Dr. Negishi reported that after an IPL treatment, reflectance-mode confocal microscopy reveals the rapid migration of melanocytes to the basal layer. This suggests that in order to stimulate IPL's efficacy, patients should begin using bleaching cream immediately after the microcrust peels off, she said. With "Q-switched lasers, bleaching creams are used to prevent PIH, but with IPL, they are used to stimulate treatment efficacy," she said.
IPL also is a good choice for full-face skin rejuvenation and whitening in East Asians, Dr. Negishi said.
For each IPL treatment, Dr. Negishi first checks the patient for melasma and acquired dermal melanocytosis. She uses the UV light in a Wood's lamp to distinguish acquired dermal melanocytosis from subtle or hidden melasma rather than just to determine the area of melasma. She then uses a spectrophotometer to check the patient's skin color.
She uses a mild parameter setting for full-face irradiation, consisting of longer wavelengths at low fluences. For specific lesions, she increases the fluence, shortens the pulse width, or shortens the wavelength, using white paper to cover the area surrounding the lesion. The immediate reaction to full-face IPL should be very slight erythema in normally pigmented areas and a slight darkening of pigmented areas with pain remaining about 3-4 on a 10-point scale.

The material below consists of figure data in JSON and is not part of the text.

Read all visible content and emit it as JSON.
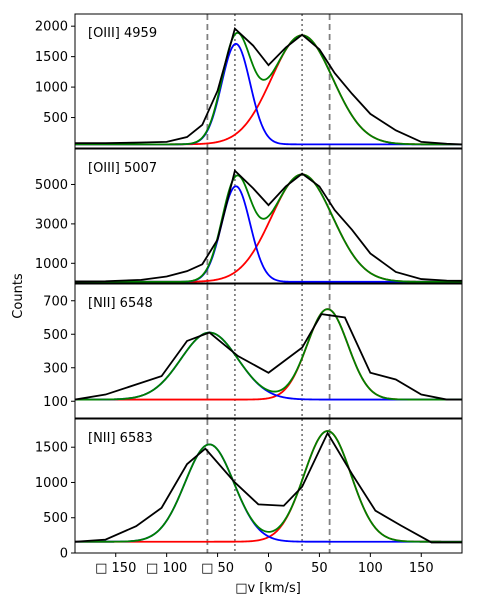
{
  "chart_data": {
    "type": "line",
    "x_label": "□v [km/s]",
    "y_label": "Counts",
    "xlim": [
      -190,
      190
    ],
    "x_ticks": [
      -150,
      -100,
      -50,
      0,
      50,
      100,
      150
    ],
    "x_tick_labels": [
      "□ 150",
      "□ 100",
      "□ 50",
      "0",
      "50",
      "100",
      "150"
    ],
    "vlines_dashed": [
      -60,
      60
    ],
    "vlines_dotted": [
      -33,
      33
    ],
    "series_colors": {
      "data": "#000000",
      "total": "#008000",
      "comp1": "#0000ff",
      "comp2": "#ff0000"
    },
    "panels": [
      {
        "label": "[OIII] 4959",
        "ylim": [
          0,
          2200
        ],
        "yticks": [
          500,
          1000,
          1500,
          2000
        ],
        "baseline": 60,
        "comp1": {
          "amp": 1650,
          "center": -32,
          "sigma": 14
        },
        "comp2": {
          "amp": 1790,
          "center": 33,
          "sigma": 30
        },
        "data": [
          [
            -190,
            80
          ],
          [
            -160,
            80
          ],
          [
            -125,
            90
          ],
          [
            -100,
            100
          ],
          [
            -80,
            180
          ],
          [
            -65,
            380
          ],
          [
            -50,
            940
          ],
          [
            -33,
            1960
          ],
          [
            -15,
            1680
          ],
          [
            0,
            1360
          ],
          [
            17,
            1650
          ],
          [
            33,
            1860
          ],
          [
            50,
            1620
          ],
          [
            65,
            1230
          ],
          [
            82,
            890
          ],
          [
            100,
            560
          ],
          [
            125,
            290
          ],
          [
            150,
            100
          ],
          [
            175,
            70
          ],
          [
            190,
            60
          ]
        ]
      },
      {
        "label": "[OIII] 5007",
        "ylim": [
          0,
          6800
        ],
        "yticks": [
          1000,
          3000,
          5000
        ],
        "baseline": 60,
        "comp1": {
          "amp": 4850,
          "center": -32,
          "sigma": 14
        },
        "comp2": {
          "amp": 5450,
          "center": 33,
          "sigma": 30
        },
        "data": [
          [
            -190,
            80
          ],
          [
            -160,
            90
          ],
          [
            -125,
            160
          ],
          [
            -100,
            330
          ],
          [
            -80,
            600
          ],
          [
            -65,
            950
          ],
          [
            -50,
            2200
          ],
          [
            -33,
            5700
          ],
          [
            -15,
            4800
          ],
          [
            0,
            3950
          ],
          [
            17,
            4900
          ],
          [
            33,
            5550
          ],
          [
            50,
            4900
          ],
          [
            65,
            3700
          ],
          [
            82,
            2700
          ],
          [
            100,
            1500
          ],
          [
            125,
            560
          ],
          [
            150,
            200
          ],
          [
            175,
            120
          ],
          [
            190,
            110
          ]
        ]
      },
      {
        "label": "[NII] 6548",
        "ylim": [
          0,
          800
        ],
        "yticks": [
          100,
          300,
          500,
          700
        ],
        "baseline": 110,
        "comp1": {
          "amp": 400,
          "center": -58,
          "sigma": 28
        },
        "comp2": {
          "amp": 540,
          "center": 58,
          "sigma": 20
        },
        "data": [
          [
            -190,
            110
          ],
          [
            -160,
            140
          ],
          [
            -130,
            200
          ],
          [
            -105,
            250
          ],
          [
            -80,
            460
          ],
          [
            -58,
            510
          ],
          [
            -30,
            370
          ],
          [
            0,
            270
          ],
          [
            33,
            420
          ],
          [
            52,
            620
          ],
          [
            75,
            600
          ],
          [
            100,
            270
          ],
          [
            125,
            230
          ],
          [
            150,
            140
          ],
          [
            175,
            110
          ],
          [
            190,
            110
          ]
        ]
      },
      {
        "label": "[NII] 6583",
        "ylim": [
          0,
          1900
        ],
        "yticks": [
          0,
          500,
          1000,
          1500
        ],
        "baseline": 160,
        "comp1": {
          "amp": 1380,
          "center": -58,
          "sigma": 24
        },
        "comp2": {
          "amp": 1570,
          "center": 58,
          "sigma": 23
        },
        "data": [
          [
            -190,
            160
          ],
          [
            -160,
            190
          ],
          [
            -130,
            380
          ],
          [
            -105,
            640
          ],
          [
            -80,
            1260
          ],
          [
            -62,
            1480
          ],
          [
            -33,
            1000
          ],
          [
            -10,
            690
          ],
          [
            15,
            670
          ],
          [
            33,
            940
          ],
          [
            58,
            1700
          ],
          [
            82,
            1120
          ],
          [
            105,
            600
          ],
          [
            130,
            390
          ],
          [
            160,
            150
          ],
          [
            190,
            150
          ]
        ]
      }
    ]
  }
}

Particular attention should be paid when using IPL for full facial skin rejuvenation in patients with darker skin, such as those with type V skin or type IV plus sun damage, because of the risk of epidermal burning. For patients with darker skin or melasma, it is preferable to use a long wavelength/low fluence setting for second passes over specific lesions with white paper covering the surrounding area, she said.
In a study, Dr. Negishi and her coinvestigators used an ultraviolet filter to identify very subtle epidermal melasma in 63 (28%) of 223 East Asian patients who had previously not been diagnosed with melasma. The patients who did not use sunscreen had a significantly higher risk of the condition than those who did use it (Dermatol. Surg. 2004;30:881-6). "This type of pigmentation tends to worsen with aggressive IPL treatment," she said.

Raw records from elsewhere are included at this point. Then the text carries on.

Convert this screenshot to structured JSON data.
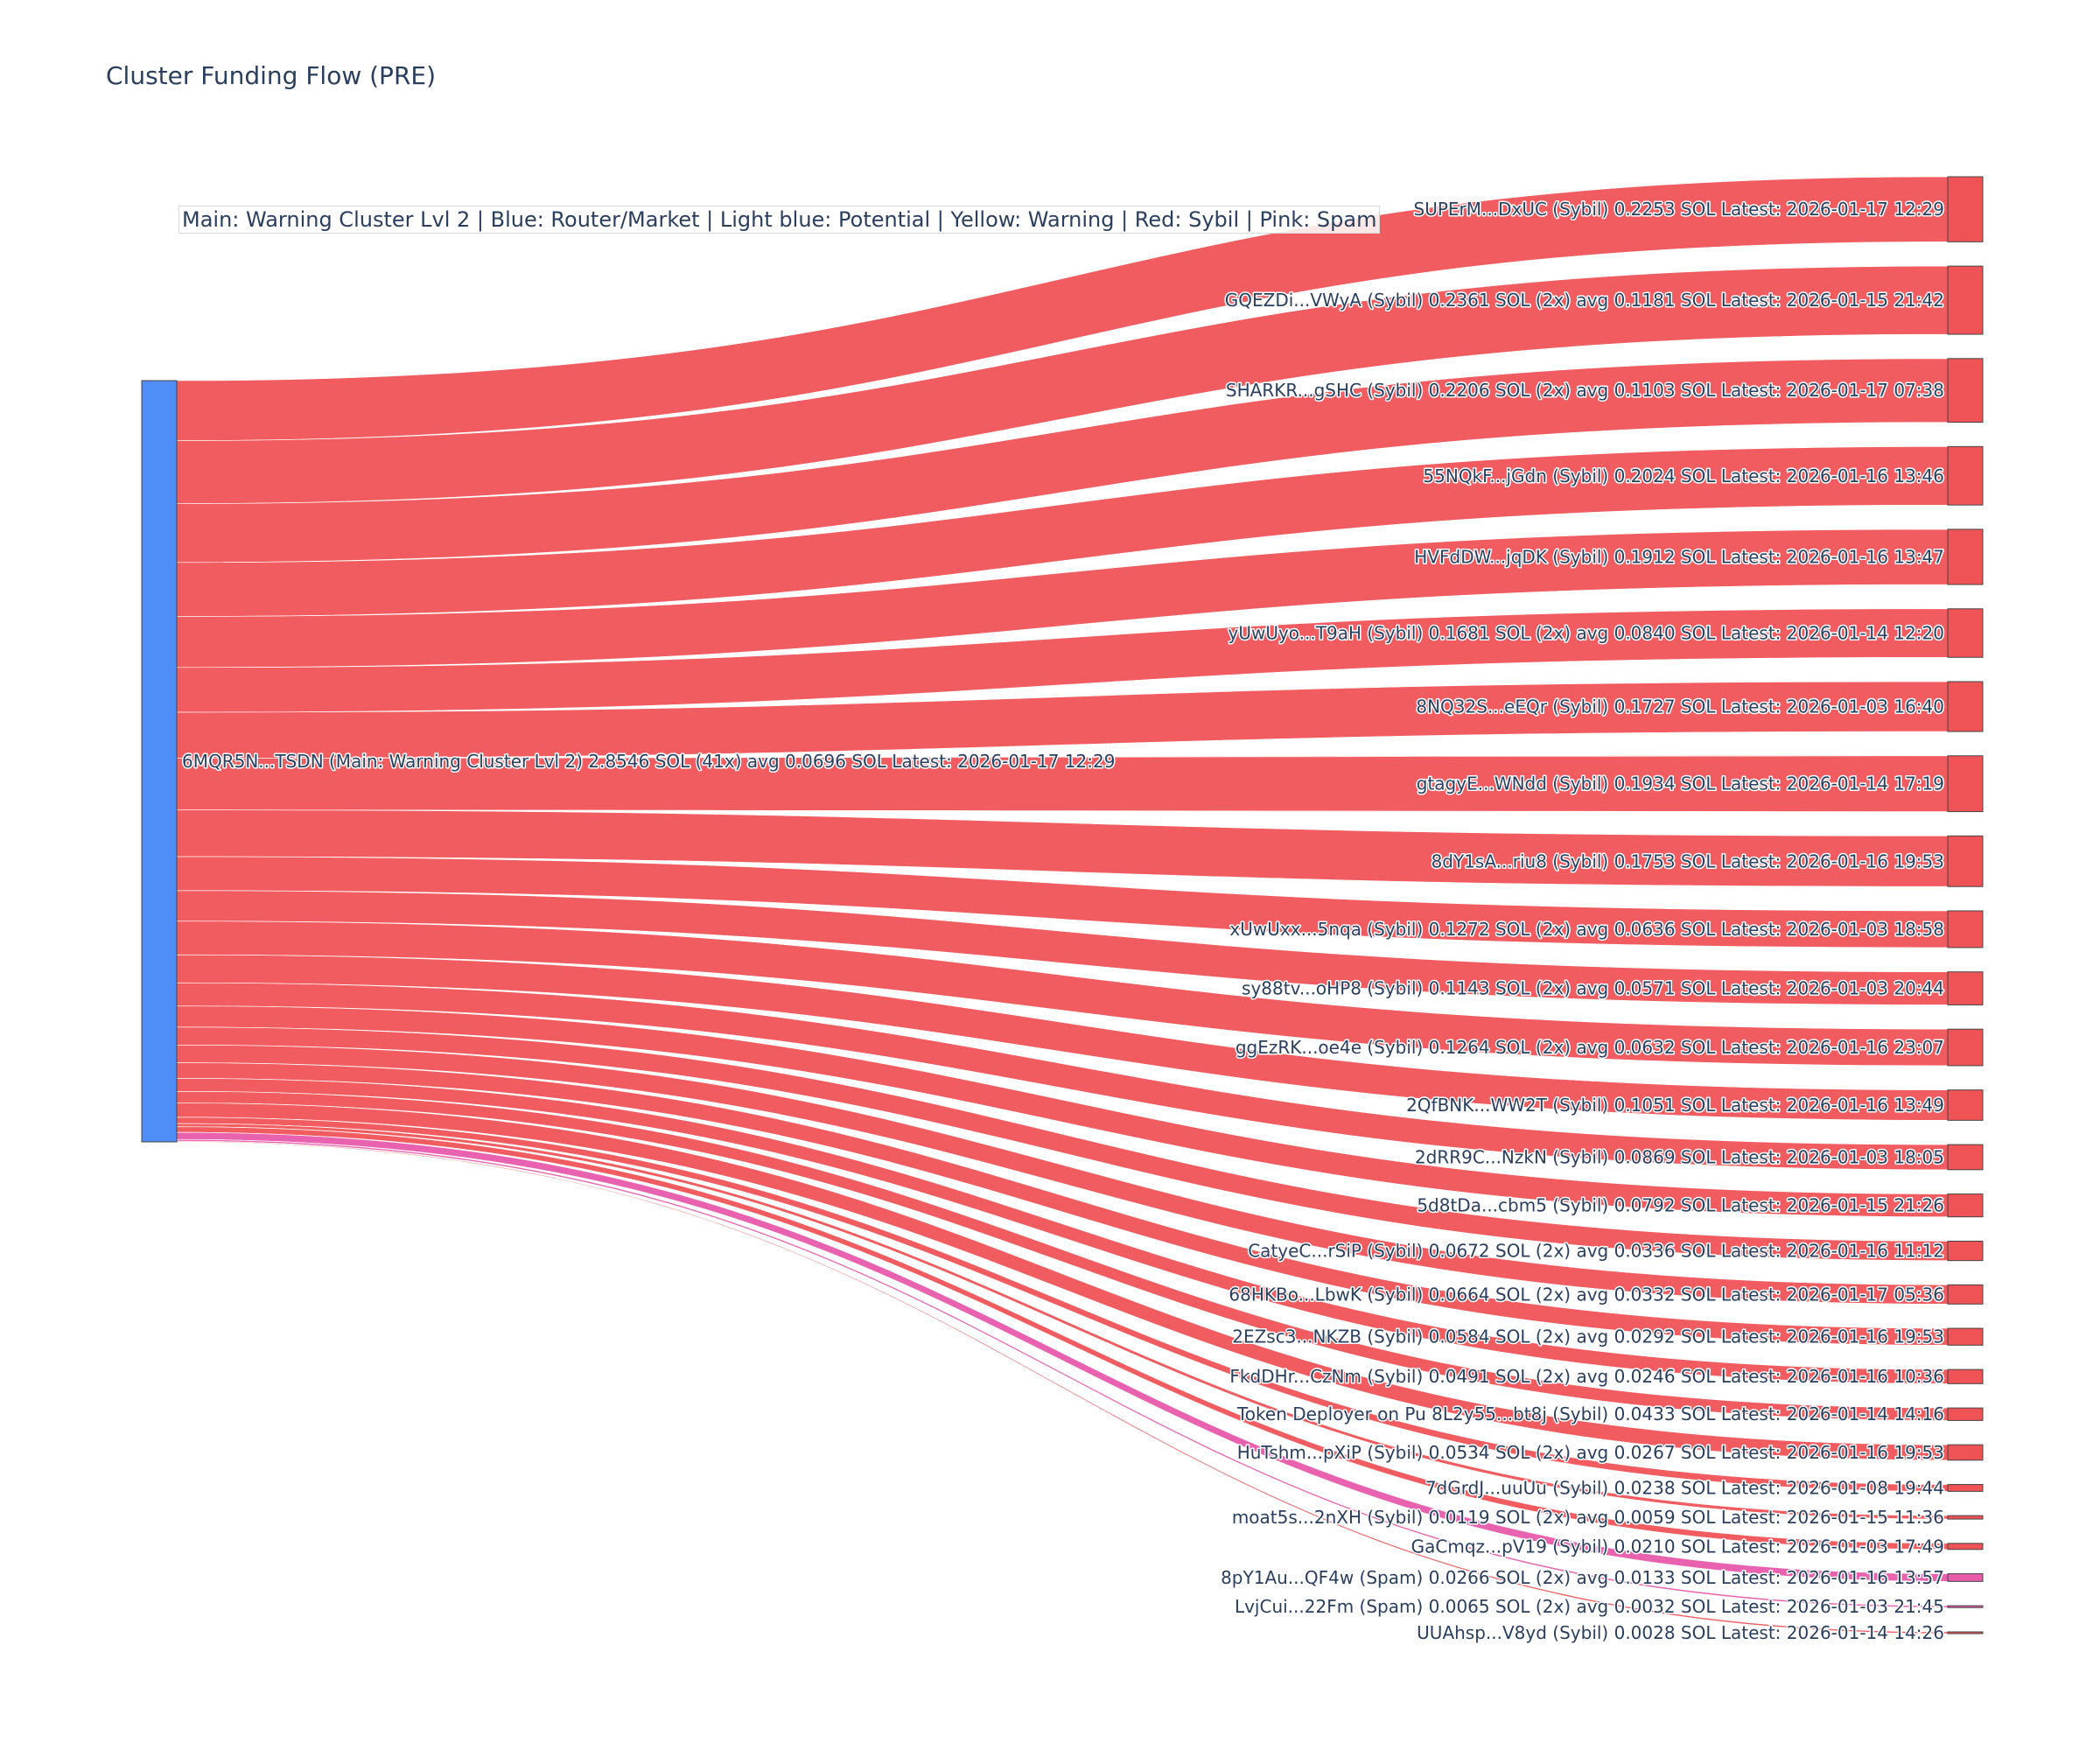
{
  "chart_data": {
    "type": "sankey",
    "title": "Cluster Funding Flow (PRE)",
    "annotation": "Main: Warning Cluster Lvl 2  |  Blue: Router/Market | Light blue: Potential | Yellow: Warning | Red: Sybil | Pink: Spam",
    "colors": {
      "Main": "#4f8ef7",
      "Sybil": "#ef5356",
      "Spam": "#e85aab"
    },
    "source": {
      "label": "6MQR5N...TSDN (Main: Warning Cluster Lvl 2) 2.8546 SOL (41x) avg 0.0696 SOL Latest: 2026-01-17 12:29",
      "category": "Main",
      "total": 2.8546
    },
    "targets": [
      {
        "label": "SUPErM...DxUC (Sybil) 0.2253 SOL Latest: 2026-01-17 12:29",
        "value": 0.2253,
        "category": "Sybil"
      },
      {
        "label": "GQEZDi...VWyA (Sybil) 0.2361 SOL (2x) avg 0.1181 SOL Latest: 2026-01-15 21:42",
        "value": 0.2361,
        "category": "Sybil"
      },
      {
        "label": "SHARKR...gSHC (Sybil) 0.2206 SOL (2x) avg 0.1103 SOL Latest: 2026-01-17 07:38",
        "value": 0.2206,
        "category": "Sybil"
      },
      {
        "label": "55NQkF...jGdn (Sybil) 0.2024 SOL Latest: 2026-01-16 13:46",
        "value": 0.2024,
        "category": "Sybil"
      },
      {
        "label": "HVFdDW...jqDK (Sybil) 0.1912 SOL Latest: 2026-01-16 13:47",
        "value": 0.1912,
        "category": "Sybil"
      },
      {
        "label": "yUwUyo...T9aH (Sybil) 0.1681 SOL (2x) avg 0.0840 SOL Latest: 2026-01-14 12:20",
        "value": 0.1681,
        "category": "Sybil"
      },
      {
        "label": "8NQ32S...eEQr (Sybil) 0.1727 SOL Latest: 2026-01-03 16:40",
        "value": 0.1727,
        "category": "Sybil"
      },
      {
        "label": "gtagyE...WNdd (Sybil) 0.1934 SOL Latest: 2026-01-14 17:19",
        "value": 0.1934,
        "category": "Sybil"
      },
      {
        "label": "8dY1sA...riu8 (Sybil) 0.1753 SOL Latest: 2026-01-16 19:53",
        "value": 0.1753,
        "category": "Sybil"
      },
      {
        "label": "xUwUxx...5nqa (Sybil) 0.1272 SOL (2x) avg 0.0636 SOL Latest: 2026-01-03 18:58",
        "value": 0.1272,
        "category": "Sybil"
      },
      {
        "label": "sy88tv...oHP8 (Sybil) 0.1143 SOL (2x) avg 0.0571 SOL Latest: 2026-01-03 20:44",
        "value": 0.1143,
        "category": "Sybil"
      },
      {
        "label": "ggEzRK...oe4e (Sybil) 0.1264 SOL (2x) avg 0.0632 SOL Latest: 2026-01-16 23:07",
        "value": 0.1264,
        "category": "Sybil"
      },
      {
        "label": "2QfBNK...WW2T (Sybil) 0.1051 SOL Latest: 2026-01-16 13:49",
        "value": 0.1051,
        "category": "Sybil"
      },
      {
        "label": "2dRR9C...NzkN (Sybil) 0.0869 SOL Latest: 2026-01-03 18:05",
        "value": 0.0869,
        "category": "Sybil"
      },
      {
        "label": "5d8tDa...cbm5 (Sybil) 0.0792 SOL Latest: 2026-01-15 21:26",
        "value": 0.0792,
        "category": "Sybil"
      },
      {
        "label": "CatyeC...rSiP (Sybil) 0.0672 SOL (2x) avg 0.0336 SOL Latest: 2026-01-16 11:12",
        "value": 0.0672,
        "category": "Sybil"
      },
      {
        "label": "68HKBo...LbwK (Sybil) 0.0664 SOL (2x) avg 0.0332 SOL Latest: 2026-01-17 05:36",
        "value": 0.0664,
        "category": "Sybil"
      },
      {
        "label": "2EZsc3...NKZB (Sybil) 0.0584 SOL (2x) avg 0.0292 SOL Latest: 2026-01-16 19:53",
        "value": 0.0584,
        "category": "Sybil"
      },
      {
        "label": "FkdDHr...CzNm (Sybil) 0.0491 SOL (2x) avg 0.0246 SOL Latest: 2026-01-16 10:36",
        "value": 0.0491,
        "category": "Sybil"
      },
      {
        "label": "Token Deployer on Pu 8L2y55...bt8j (Sybil) 0.0433 SOL Latest: 2026-01-14 14:16",
        "value": 0.0433,
        "category": "Sybil"
      },
      {
        "label": "HuTshm...pXiP (Sybil) 0.0534 SOL (2x) avg 0.0267 SOL Latest: 2026-01-16 19:53",
        "value": 0.0534,
        "category": "Sybil"
      },
      {
        "label": "7dGrdJ...uuUu (Sybil) 0.0238 SOL Latest: 2026-01-08 19:44",
        "value": 0.0238,
        "category": "Sybil"
      },
      {
        "label": "moat5s...2nXH (Sybil) 0.0119 SOL (2x) avg 0.0059 SOL Latest: 2026-01-15 11:36",
        "value": 0.0119,
        "category": "Sybil"
      },
      {
        "label": "GaCmqz...pV19 (Sybil) 0.0210 SOL Latest: 2026-01-03 17:49",
        "value": 0.021,
        "category": "Sybil"
      },
      {
        "label": "8pY1Au...QF4w (Spam) 0.0266 SOL (2x) avg 0.0133 SOL Latest: 2026-01-16 13:57",
        "value": 0.0266,
        "category": "Spam"
      },
      {
        "label": "LvjCui...22Fm (Spam) 0.0065 SOL (2x) avg 0.0032 SOL Latest: 2026-01-03 21:45",
        "value": 0.0065,
        "category": "Spam"
      },
      {
        "label": "UUAhsp...V8yd (Sybil) 0.0028 SOL Latest: 2026-01-14 14:26",
        "value": 0.0028,
        "category": "Sybil"
      }
    ]
  }
}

Melasma in East Asians is thought to be epidermal, caused by an increased number of melanocytes and increased activity of melanogenic enzymes, which leaves the skin at a high risk for PIH.

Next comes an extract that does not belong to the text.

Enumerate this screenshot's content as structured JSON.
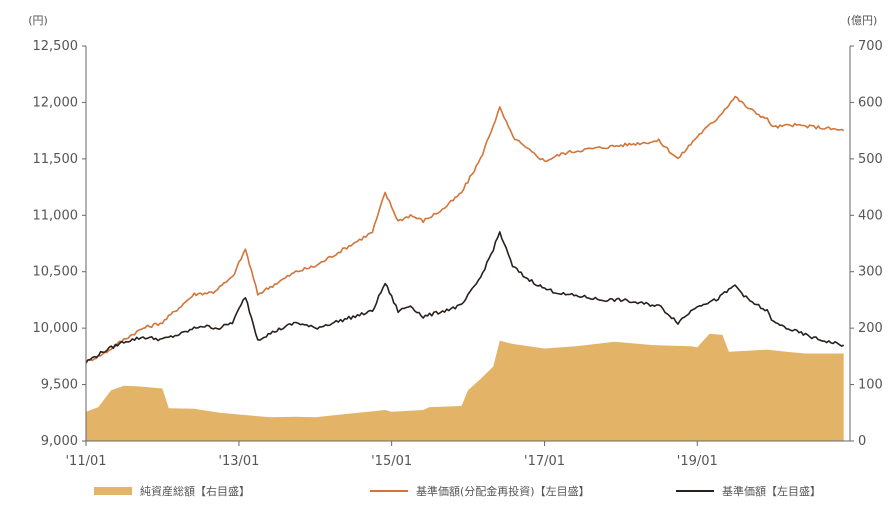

IPL treatment alone is not enough to remove melasma, so Dr. Negishi commonly uses topical agents (such as 2%-5% hydroquinone, 5%-10% vitamin C derivative, or 0.025%-0.4% tretinoin) or oral tranexamic acid as her first choice to use in combination with IPL.
Oral tranexamic acid has been used for treating melasma in East Asians for more than 20 years, according to Dr. Negishi. When telangiectasias are present concurrently with melasma, she uses a long-pulse 1,064-nm Nd:YAG laser to reduce the vascular lesions while also stimulating epidermal turnover.
Dr. Negishi reported that she conducted much of her research with equipment borrowed from Cutera Inc., Danish Dermatologic Development A/S, Lumenis Ltd., and Syneron Inc., but she has no financial interests with any of these companies.